War Requiem was partly funded by the BBC, a collaboration of music of Benjamin Britten (War Requiem) with images of war and conflict. Some of the scenes are recreated and dramatised whereas other scenes have been obtained from the Imperial War Museum. There is also poetry of Wilfrid Owen who is depicted in this film by the actor Nathaniel Parker.
The film also has Tilda Swinton and Laurence Olivier in the opening scenes. In a sense looking at it now its the passing of the torch from one generation to the next. This was Olivier's final film and it was with a future Oscar winner Swinton.
The film was to have no dialogue but once Olivier agreed to play the 'Old Soldier,' Jarman realised that he might as well give the legend some dialogue and he recites a poem from Wilfred Owen.
How successful the film is depends on your mileage as to whether you are a Jarman fan, like Opera or appreciate art-house cinema. The dramatised scenes are interesting but not wholly successful but they are beautifully lit and demonstrates what Jarman can do on a low budget. It helps that along with Swinton, Parker we have a young Sean Bean playing a German soldier.

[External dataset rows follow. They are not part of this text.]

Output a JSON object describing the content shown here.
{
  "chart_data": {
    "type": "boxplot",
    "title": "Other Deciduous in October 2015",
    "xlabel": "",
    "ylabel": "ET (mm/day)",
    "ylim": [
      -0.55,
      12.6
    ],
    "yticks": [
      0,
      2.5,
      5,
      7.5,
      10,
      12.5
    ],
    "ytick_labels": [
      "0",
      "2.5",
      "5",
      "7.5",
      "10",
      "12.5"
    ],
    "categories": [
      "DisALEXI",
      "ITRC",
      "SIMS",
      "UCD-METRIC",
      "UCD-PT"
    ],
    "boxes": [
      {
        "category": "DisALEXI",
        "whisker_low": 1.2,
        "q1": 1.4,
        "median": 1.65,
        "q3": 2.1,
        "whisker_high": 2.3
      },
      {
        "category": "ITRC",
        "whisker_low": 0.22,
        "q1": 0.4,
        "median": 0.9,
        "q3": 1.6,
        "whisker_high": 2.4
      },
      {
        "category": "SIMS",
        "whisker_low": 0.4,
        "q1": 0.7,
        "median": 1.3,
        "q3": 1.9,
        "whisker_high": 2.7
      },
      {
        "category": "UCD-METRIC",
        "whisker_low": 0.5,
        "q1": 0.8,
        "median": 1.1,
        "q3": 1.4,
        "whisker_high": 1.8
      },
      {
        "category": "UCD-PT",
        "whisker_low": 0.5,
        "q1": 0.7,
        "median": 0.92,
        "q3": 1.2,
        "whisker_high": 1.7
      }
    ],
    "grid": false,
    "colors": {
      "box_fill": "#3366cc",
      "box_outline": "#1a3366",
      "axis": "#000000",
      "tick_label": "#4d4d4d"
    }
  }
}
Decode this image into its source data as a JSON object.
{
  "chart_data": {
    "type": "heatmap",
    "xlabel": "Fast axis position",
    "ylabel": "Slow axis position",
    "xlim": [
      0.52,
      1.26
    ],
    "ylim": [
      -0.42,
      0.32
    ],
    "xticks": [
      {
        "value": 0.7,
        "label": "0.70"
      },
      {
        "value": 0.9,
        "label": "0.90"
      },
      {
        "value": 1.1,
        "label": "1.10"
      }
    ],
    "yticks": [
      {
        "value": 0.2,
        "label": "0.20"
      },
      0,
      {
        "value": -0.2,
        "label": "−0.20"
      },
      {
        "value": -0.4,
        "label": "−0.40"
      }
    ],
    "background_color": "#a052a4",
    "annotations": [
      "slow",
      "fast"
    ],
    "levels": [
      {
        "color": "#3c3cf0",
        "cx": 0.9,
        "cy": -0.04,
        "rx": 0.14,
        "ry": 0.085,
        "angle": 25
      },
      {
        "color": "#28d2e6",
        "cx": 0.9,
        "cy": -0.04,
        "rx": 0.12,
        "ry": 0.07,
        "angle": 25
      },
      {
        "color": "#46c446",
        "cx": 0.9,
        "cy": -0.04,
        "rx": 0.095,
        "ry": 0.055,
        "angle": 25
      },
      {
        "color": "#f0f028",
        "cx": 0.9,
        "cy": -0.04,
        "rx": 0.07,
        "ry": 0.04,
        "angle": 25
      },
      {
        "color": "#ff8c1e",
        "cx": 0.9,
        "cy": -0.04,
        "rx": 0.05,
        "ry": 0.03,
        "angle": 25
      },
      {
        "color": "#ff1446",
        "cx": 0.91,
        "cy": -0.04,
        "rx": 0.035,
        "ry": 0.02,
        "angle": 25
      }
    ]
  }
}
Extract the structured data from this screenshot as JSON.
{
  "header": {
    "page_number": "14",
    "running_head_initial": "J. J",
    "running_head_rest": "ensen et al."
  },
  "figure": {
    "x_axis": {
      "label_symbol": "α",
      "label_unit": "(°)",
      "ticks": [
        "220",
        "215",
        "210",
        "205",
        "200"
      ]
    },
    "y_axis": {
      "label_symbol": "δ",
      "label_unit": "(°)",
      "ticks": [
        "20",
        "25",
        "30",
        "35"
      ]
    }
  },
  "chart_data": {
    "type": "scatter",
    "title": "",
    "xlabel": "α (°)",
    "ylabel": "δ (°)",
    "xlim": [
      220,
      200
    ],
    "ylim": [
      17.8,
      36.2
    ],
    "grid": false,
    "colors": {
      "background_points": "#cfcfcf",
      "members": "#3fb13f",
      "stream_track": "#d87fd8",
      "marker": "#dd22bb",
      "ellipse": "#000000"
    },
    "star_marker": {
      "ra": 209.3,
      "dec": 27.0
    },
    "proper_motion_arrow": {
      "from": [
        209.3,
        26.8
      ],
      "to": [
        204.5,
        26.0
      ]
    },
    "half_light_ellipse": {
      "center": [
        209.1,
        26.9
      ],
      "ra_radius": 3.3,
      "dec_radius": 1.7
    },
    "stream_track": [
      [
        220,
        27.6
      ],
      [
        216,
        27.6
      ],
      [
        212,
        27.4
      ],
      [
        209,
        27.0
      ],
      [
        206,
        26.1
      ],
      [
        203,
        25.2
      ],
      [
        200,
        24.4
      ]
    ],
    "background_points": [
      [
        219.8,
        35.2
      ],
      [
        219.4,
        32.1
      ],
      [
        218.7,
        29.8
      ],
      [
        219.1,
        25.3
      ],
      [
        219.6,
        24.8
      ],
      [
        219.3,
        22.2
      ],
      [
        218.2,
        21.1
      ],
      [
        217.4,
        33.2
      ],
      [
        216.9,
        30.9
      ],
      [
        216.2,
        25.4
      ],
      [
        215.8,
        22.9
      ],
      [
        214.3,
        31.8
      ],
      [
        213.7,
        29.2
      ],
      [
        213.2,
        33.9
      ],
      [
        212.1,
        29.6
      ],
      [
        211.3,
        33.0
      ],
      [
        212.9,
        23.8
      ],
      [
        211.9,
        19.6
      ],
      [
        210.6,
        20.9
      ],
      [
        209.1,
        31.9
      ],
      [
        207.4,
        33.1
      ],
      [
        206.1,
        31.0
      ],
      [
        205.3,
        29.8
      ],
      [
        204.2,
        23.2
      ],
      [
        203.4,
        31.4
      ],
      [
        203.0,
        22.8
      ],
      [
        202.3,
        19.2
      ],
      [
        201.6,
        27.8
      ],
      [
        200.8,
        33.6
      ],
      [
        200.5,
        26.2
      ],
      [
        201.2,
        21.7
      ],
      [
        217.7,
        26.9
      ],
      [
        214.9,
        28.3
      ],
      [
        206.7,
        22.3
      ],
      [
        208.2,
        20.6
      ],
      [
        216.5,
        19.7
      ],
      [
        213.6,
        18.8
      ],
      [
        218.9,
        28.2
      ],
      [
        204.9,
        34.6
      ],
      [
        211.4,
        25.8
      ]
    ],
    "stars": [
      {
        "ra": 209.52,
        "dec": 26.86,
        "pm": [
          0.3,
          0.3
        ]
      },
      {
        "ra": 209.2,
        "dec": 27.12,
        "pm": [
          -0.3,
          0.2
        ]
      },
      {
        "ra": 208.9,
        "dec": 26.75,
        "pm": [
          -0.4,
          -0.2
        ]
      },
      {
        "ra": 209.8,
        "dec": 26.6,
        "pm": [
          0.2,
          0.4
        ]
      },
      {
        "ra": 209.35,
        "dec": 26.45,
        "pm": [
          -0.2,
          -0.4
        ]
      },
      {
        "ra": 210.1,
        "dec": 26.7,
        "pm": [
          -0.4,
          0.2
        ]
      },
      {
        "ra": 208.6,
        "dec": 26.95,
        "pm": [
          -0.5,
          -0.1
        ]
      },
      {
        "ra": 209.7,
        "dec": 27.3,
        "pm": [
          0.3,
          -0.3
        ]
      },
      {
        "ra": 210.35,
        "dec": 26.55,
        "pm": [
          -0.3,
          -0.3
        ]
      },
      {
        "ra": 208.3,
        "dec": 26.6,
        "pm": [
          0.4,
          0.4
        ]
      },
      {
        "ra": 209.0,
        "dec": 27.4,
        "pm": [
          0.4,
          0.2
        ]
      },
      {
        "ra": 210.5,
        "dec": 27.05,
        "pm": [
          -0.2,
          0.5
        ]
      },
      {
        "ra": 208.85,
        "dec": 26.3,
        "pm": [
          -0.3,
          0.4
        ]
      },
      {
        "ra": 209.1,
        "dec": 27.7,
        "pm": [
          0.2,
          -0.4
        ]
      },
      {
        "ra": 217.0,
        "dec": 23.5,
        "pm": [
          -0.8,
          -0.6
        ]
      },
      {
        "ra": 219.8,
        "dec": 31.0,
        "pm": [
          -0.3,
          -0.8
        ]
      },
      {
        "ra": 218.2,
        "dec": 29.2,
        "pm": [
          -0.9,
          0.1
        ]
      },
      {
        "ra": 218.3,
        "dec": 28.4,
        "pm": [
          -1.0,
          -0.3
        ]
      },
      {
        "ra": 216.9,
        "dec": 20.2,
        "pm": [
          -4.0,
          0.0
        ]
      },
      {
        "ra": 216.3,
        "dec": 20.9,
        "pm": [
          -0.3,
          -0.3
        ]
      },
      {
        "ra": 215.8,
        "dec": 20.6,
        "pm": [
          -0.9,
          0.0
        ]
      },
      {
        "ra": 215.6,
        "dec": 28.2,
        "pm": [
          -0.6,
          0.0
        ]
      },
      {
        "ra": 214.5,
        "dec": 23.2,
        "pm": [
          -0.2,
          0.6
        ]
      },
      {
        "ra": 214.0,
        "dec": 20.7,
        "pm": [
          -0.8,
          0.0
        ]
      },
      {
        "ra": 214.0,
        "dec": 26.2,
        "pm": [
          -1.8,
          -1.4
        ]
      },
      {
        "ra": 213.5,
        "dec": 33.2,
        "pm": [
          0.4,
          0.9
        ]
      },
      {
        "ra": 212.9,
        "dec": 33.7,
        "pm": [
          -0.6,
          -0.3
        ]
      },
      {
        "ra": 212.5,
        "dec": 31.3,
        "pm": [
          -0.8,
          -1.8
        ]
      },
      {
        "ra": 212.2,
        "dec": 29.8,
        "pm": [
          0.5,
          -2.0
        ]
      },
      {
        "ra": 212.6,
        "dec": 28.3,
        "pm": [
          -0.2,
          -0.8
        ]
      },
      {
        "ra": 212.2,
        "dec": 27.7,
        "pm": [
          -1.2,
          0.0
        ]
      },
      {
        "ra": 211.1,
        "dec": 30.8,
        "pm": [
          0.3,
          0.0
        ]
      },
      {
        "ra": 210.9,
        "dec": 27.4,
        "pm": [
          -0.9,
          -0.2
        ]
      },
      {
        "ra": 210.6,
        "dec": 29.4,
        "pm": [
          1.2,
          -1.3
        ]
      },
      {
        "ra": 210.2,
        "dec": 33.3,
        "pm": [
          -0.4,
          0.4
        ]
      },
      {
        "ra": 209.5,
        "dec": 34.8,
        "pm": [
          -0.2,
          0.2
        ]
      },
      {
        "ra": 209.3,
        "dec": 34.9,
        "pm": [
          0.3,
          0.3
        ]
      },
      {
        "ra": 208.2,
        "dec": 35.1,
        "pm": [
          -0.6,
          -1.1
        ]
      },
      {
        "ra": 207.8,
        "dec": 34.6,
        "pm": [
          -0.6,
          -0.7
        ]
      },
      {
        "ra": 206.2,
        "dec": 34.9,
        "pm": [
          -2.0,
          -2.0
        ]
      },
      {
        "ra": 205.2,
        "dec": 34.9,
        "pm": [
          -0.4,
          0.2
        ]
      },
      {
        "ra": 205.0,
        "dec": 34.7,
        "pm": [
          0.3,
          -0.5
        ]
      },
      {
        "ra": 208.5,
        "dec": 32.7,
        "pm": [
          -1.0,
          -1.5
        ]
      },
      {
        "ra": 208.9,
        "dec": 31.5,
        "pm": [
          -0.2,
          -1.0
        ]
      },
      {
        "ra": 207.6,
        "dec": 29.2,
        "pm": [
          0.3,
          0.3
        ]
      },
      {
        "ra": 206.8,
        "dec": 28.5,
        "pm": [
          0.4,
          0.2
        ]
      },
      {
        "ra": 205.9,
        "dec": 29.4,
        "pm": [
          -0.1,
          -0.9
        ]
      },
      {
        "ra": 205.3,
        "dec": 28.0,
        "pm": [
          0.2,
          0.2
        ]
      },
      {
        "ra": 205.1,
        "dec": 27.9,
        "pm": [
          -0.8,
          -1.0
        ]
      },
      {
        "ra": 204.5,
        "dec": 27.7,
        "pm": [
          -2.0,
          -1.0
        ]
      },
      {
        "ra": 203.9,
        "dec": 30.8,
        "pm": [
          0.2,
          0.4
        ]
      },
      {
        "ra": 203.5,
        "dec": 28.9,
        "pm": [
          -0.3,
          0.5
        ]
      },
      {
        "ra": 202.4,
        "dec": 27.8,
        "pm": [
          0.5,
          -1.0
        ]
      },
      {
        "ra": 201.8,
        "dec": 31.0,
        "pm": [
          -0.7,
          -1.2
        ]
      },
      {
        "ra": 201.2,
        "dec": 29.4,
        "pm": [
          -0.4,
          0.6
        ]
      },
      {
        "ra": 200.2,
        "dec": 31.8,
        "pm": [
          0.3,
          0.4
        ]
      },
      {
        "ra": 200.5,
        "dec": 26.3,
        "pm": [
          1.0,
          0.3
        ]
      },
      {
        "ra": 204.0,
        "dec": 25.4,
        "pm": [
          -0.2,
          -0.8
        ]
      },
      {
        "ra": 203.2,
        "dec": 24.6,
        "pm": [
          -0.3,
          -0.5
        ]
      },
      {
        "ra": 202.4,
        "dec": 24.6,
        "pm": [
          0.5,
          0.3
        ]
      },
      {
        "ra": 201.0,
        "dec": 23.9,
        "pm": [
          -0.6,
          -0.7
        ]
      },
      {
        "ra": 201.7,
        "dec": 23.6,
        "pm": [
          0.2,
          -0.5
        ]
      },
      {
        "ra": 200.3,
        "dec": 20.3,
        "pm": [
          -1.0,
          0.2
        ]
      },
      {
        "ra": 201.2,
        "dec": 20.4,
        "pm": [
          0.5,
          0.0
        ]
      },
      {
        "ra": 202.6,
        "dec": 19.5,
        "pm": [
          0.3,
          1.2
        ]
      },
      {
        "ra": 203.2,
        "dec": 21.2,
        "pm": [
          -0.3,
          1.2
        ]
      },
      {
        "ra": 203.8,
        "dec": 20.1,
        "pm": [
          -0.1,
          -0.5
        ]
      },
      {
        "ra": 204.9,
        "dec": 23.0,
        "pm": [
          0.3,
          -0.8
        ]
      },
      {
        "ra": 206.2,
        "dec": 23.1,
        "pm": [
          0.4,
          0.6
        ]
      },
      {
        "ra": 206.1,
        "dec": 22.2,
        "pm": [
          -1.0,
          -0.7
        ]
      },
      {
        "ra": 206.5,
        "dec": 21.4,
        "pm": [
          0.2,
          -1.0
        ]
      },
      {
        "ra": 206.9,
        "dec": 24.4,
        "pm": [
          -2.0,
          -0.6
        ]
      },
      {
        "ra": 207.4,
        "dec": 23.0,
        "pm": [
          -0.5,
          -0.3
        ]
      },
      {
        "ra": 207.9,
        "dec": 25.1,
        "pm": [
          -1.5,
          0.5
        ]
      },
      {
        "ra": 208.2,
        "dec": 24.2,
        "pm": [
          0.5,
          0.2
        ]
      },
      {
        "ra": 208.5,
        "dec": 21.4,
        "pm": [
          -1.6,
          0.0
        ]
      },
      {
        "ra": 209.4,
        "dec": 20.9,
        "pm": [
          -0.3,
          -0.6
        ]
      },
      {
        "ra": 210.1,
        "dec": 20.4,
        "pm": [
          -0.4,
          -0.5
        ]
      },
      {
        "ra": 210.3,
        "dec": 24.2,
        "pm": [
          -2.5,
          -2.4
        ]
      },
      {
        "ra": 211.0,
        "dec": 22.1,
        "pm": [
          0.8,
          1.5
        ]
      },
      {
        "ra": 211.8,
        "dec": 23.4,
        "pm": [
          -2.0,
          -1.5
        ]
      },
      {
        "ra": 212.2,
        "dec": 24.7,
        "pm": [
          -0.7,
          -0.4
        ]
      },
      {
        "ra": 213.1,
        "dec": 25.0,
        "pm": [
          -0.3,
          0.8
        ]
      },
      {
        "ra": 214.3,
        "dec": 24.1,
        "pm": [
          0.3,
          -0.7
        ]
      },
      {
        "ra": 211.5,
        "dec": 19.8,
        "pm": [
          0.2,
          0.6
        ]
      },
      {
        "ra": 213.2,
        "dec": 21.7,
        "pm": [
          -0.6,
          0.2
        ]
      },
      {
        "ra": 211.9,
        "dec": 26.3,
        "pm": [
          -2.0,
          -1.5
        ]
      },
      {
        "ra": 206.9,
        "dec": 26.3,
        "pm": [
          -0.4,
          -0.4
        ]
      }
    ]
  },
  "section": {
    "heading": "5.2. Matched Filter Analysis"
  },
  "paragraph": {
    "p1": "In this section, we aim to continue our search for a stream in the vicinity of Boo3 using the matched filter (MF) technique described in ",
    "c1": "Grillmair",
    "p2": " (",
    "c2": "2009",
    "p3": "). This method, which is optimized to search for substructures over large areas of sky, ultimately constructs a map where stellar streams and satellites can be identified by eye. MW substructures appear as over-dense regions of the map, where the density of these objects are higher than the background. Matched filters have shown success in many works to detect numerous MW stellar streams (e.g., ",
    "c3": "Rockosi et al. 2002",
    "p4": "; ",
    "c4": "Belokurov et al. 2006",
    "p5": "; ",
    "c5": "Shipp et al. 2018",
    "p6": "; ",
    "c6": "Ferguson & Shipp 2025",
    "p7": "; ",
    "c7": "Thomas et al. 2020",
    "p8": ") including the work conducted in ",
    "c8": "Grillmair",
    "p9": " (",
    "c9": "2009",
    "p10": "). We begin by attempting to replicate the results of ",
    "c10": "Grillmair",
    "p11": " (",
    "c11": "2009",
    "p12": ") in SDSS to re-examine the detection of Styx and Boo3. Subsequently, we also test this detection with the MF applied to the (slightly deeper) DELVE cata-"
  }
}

However the inclusion of the old documentary footage is less successful as it just makes the film drag. You feel that you are just watching old film with music and some of its not very interesting although Jarman did also include footage of modern wars as well including Vietnam, Falklands and the Afghan war with Russia of the 1980s.
Still War Requiem is challenging, provocative, arty and displays the talents of a unique voice in British cinema.